No obstante, otros funcionarios gubernamentales se han manifestado públicamente a favor de erradicar la práctica. En diciembre, el ministro de Relaciones Exteriores Tjahjo Kumolo anunció que su ministerio dejaría de administrar las “pruebas de virginidad” a mujeres que aspiraban a convertirse en funcionarias públicas. En una audiencia parlamentaria celebrada el 21 de enero de 2015, la ministra de Salud Nila Moeloek se comprometió a plantear el tema en una reunión de gabinete de gobierno. Hasta el momento, Widodo no se ha pronunciado públicamente sobre las “pruebas de virginidad” practicadas por dependencias gubernamentales.

Human Rights Watch ha exigido que concluyan las “pruebas de virginidad” en otros países como Egipto, India y Afganistán. Se ha reconocido internacionalmente que estos procedimientos constituyen una violación de derechos humanos, en particular de la prohibición del “trato cruel, inhumano o degradante” establecida en el artículo 7 del Pacto Internacional de Derechos Civiles y Políticos y el artículo 16 de la Convención contra la Tortura, ambos ratificados por Indonesia.

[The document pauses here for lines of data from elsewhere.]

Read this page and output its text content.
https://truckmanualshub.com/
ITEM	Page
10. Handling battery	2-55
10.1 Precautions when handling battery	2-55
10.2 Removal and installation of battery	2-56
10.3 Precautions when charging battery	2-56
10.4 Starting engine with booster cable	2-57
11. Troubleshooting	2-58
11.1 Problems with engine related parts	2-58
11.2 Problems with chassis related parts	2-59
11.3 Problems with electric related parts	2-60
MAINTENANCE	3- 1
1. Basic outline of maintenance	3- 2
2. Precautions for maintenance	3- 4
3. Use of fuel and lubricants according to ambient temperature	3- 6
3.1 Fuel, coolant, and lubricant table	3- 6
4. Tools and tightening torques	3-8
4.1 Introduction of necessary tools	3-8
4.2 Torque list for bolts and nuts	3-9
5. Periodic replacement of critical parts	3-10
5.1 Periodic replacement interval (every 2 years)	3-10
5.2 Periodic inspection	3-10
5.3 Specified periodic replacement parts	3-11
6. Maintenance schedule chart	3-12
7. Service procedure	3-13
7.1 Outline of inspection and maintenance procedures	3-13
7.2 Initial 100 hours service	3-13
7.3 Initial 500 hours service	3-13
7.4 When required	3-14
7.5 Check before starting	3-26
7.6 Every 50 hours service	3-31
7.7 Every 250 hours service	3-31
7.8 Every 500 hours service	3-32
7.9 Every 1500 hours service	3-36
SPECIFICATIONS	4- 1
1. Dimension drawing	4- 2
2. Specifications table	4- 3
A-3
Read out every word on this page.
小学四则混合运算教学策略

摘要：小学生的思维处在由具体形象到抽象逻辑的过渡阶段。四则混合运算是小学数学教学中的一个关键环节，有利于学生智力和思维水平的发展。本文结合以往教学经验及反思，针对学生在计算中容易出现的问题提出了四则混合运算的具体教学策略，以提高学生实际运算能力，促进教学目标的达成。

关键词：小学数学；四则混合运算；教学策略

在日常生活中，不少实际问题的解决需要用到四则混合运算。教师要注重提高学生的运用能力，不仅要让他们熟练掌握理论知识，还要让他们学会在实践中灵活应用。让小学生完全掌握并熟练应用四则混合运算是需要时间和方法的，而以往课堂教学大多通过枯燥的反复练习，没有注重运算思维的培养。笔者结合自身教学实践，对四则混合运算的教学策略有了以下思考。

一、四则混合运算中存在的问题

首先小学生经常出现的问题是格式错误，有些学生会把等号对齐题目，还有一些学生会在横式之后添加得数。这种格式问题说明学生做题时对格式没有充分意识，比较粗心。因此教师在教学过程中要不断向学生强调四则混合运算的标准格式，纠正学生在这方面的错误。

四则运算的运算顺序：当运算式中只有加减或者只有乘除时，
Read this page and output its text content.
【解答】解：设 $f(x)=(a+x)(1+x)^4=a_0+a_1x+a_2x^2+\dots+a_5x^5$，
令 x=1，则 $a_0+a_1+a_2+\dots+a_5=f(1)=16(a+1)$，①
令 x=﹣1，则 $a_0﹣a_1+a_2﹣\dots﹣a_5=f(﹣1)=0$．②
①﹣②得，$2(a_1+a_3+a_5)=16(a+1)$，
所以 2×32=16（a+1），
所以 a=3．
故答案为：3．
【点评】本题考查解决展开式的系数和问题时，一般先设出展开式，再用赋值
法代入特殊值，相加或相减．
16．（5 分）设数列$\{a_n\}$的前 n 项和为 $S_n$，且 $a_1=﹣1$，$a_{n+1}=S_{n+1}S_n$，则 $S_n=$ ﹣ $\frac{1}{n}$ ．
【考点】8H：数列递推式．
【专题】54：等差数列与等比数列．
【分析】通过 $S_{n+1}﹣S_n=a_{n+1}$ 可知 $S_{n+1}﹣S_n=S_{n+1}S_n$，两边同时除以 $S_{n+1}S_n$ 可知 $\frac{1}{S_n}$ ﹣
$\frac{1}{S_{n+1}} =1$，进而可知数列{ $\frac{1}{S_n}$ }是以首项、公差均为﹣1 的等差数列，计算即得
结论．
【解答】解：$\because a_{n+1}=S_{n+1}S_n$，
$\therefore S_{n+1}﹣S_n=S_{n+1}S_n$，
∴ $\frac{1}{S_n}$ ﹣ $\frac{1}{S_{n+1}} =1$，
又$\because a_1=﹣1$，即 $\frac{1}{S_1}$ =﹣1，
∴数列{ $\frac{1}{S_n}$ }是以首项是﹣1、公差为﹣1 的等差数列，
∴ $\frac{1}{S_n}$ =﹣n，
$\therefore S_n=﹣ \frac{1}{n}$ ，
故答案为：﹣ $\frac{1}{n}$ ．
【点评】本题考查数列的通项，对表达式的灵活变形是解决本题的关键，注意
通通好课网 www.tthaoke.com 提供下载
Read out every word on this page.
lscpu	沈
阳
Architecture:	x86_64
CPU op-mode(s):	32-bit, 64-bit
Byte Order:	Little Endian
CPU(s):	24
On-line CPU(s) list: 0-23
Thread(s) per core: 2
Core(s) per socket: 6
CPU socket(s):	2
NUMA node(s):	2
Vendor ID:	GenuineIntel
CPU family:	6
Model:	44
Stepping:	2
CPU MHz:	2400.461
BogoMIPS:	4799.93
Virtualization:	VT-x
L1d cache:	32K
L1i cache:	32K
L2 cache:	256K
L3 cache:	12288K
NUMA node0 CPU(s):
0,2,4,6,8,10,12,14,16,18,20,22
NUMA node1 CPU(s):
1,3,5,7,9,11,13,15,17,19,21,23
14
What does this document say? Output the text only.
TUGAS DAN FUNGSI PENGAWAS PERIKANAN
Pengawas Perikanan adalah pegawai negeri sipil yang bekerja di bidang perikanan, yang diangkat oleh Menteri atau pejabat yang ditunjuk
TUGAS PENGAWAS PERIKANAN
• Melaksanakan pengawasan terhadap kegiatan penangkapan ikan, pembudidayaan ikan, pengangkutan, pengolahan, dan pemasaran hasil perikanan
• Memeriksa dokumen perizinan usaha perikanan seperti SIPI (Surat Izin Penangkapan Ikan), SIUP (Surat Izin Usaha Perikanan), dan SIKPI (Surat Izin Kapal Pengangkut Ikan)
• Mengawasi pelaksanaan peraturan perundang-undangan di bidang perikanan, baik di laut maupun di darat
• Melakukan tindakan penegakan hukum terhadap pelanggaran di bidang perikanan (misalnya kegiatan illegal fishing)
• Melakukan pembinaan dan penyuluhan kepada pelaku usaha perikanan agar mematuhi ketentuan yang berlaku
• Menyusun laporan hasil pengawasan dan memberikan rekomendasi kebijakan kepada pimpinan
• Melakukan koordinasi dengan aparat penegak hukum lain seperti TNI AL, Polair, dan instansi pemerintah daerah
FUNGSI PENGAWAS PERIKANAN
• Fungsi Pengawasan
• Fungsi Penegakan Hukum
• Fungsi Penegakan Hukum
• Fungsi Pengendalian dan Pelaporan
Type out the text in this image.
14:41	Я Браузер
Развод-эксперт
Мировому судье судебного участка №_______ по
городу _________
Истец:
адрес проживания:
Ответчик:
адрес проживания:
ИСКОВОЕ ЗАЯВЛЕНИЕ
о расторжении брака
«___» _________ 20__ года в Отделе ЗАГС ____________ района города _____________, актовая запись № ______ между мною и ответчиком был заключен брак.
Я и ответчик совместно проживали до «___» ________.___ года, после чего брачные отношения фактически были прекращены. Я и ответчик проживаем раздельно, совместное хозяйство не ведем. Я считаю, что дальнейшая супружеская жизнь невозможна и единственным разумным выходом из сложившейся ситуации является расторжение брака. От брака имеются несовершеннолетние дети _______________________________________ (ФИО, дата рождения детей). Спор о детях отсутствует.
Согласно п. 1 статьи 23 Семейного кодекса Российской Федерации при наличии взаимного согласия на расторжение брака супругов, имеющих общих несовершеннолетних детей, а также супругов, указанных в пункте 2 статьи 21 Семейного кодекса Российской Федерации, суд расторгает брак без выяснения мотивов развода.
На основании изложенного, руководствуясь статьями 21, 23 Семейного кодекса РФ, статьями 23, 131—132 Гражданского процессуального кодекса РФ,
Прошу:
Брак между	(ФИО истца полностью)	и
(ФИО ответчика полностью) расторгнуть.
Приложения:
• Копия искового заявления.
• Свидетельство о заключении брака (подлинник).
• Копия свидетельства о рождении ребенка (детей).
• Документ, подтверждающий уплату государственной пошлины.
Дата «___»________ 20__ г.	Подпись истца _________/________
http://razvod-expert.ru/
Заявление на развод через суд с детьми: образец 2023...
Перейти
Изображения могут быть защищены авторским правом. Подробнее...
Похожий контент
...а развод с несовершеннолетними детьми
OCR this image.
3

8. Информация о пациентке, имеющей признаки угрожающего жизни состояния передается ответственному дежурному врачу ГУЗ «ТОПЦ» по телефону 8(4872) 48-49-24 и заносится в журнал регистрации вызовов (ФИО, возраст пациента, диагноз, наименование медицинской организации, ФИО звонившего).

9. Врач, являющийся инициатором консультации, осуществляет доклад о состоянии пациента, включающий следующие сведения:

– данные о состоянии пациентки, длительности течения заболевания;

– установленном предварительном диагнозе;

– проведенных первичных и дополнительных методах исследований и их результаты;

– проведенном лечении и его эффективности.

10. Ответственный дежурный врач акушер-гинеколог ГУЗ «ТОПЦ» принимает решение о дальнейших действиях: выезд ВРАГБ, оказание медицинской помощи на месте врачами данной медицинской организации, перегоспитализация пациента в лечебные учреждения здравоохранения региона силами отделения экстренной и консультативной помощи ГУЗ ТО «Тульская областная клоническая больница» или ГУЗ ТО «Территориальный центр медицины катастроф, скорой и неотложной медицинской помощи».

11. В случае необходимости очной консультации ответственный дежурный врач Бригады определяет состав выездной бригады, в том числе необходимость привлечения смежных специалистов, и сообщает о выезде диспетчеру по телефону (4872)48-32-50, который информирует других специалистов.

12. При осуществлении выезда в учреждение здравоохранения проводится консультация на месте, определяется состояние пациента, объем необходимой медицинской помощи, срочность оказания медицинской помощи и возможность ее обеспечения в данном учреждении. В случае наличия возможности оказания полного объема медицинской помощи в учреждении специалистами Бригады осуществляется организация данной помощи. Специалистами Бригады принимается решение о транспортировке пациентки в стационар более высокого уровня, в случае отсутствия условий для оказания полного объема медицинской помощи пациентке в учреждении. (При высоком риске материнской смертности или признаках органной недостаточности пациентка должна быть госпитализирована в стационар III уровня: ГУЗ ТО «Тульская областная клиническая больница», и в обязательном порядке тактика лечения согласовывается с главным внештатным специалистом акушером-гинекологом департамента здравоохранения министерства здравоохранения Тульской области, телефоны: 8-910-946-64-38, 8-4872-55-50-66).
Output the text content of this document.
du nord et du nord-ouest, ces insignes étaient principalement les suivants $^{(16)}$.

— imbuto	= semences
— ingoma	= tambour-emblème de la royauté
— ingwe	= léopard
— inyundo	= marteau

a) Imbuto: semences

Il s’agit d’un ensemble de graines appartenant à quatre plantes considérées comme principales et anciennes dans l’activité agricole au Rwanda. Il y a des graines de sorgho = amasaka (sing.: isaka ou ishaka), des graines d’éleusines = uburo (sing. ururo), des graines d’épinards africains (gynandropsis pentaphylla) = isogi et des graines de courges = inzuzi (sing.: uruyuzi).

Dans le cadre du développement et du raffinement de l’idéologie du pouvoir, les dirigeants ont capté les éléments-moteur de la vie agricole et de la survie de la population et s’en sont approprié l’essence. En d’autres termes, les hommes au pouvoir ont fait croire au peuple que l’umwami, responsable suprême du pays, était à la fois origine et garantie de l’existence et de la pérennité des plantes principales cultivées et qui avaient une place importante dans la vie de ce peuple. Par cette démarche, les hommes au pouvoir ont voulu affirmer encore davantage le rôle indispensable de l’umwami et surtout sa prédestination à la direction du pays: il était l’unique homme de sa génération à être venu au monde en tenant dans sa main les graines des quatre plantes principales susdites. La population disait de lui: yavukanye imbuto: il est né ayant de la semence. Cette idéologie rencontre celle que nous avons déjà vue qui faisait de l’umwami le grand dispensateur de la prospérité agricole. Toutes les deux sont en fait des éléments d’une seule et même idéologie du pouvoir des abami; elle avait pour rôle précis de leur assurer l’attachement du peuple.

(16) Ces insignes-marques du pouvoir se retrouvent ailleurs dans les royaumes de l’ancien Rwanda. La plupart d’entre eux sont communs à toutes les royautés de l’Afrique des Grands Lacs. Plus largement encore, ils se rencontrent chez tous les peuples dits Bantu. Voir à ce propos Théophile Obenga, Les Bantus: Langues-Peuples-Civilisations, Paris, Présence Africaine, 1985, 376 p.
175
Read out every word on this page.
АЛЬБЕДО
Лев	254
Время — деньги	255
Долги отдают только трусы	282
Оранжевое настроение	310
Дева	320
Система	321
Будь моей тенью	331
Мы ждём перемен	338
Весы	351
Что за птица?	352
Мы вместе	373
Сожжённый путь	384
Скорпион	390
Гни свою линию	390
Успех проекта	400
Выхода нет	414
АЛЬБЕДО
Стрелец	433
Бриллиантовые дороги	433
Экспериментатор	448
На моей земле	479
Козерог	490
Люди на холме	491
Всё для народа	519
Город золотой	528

“Las Fuerzas Armadas de Indonesia deberían desistir inmediatamente de la violencia discriminatoria, arbitraria y de género que suponen las denominadas pruebas de virginidad”, observó Varia. “El CIMM debería comunicar de manera inequívoca a las fuerzas militares de Indonesia que no puede interponerse esta práctica abusiva en un proceso de solicitud de empleo ni en la decisión individual sobre matrimonio de una persona, y que no debería imponerse esta medida aparentando que forma parte de la ‘medicina militar’”.